Arthur yanımdan uzaklaşırken Sassandra'nın uzaktan gülümseyerek geldiğini gördüğümde her şeyi unutup kendimi bir sonraki madde için hazırladım. Yanıma varmasına birkaç adım kala çantasını gelişigüzel bir şekilde bana fırlattı ve saçlarını özensizce toplamaya çalıştı. Çantasını son anda beceriksiz hareketlerle havada yakalamayı başarınca kıkırdadı. Saçlarını topladığında arkada kalan mavi tutamı güneş ışınlarının etkisiyle daha belirgin hale gelmişti. O küçücük mavi saç tutamı hayat kokuyordu. Anılarla beslenmiş hüzünlü bir çocuk; geçmişin kahkahaları ve koşuşturan, oyun oynayan mutlulukları ışıldıyordu o mavilikte.

"Beni beklemişsin, tatlı köpek balığı."

"Beklememi istedin. Üstelik, deniz kızları beklemeye değer."

Ona olan çekingenliğim günden güne azalıyordu. Hatta bu toz pembe hisse alışıyordum. Ve artık bu beni tedirgin etmiyordu.

"Bu çirkin dünyaya fazla romantiksin Colin." Yürümeye başladığında onu takip ettim. "Bütün yaşanan pisliklerin içinde başına bela olacak bu."

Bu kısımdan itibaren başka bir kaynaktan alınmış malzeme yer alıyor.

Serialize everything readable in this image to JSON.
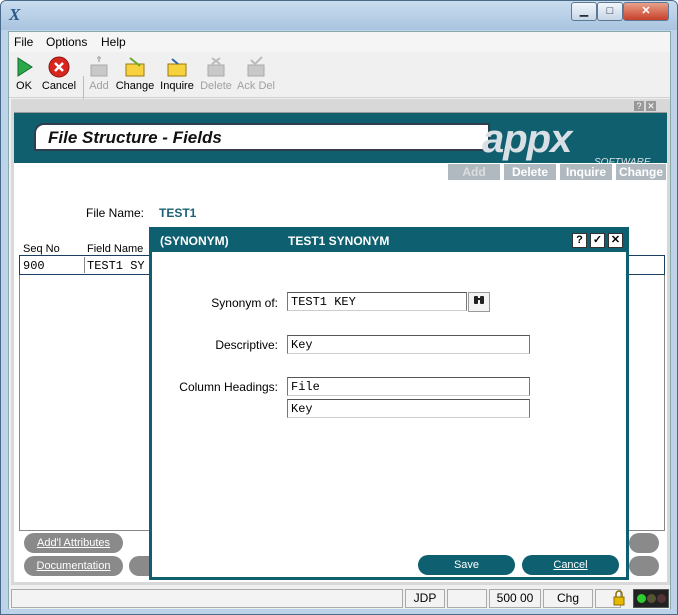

Söylediği cümleye karşı çıkmak saçmalık olurdu. Ne kadar gözlerim iyimser bakmasa da yaşadığım bu yere, içimde saklayamadığım romantik bir aptal vardı ve umut için kanat çırpmaya hazırdı.

"Haksızlık etme, şu ana kadar iyi idare ettim." dedim gülümseyerek. Barbara aklıma gelmişti.

"Bunu bilemeyiz." 

Güneşin gözlerine girmesini engellemek adına elini alnına koydu. "Daha çok şu tuhaf hiperaktif arkadaşınla ot hayatı yaşamış gibi görünüyorsunuz. Hatta o senden daha iyi duruda görünüyor. Buna iyi idare etmek diyorsan..."

Harika.

Geleli daha bir ay olmuştu ve hayatımı özetlemişti. Beni böyle tanımasını istemiyordum ama iş işten geçmiş gibi görünüyordu. Kafamı iki yana salladım ve önüme baktım. Çoktan evinin önüne gelmiştik.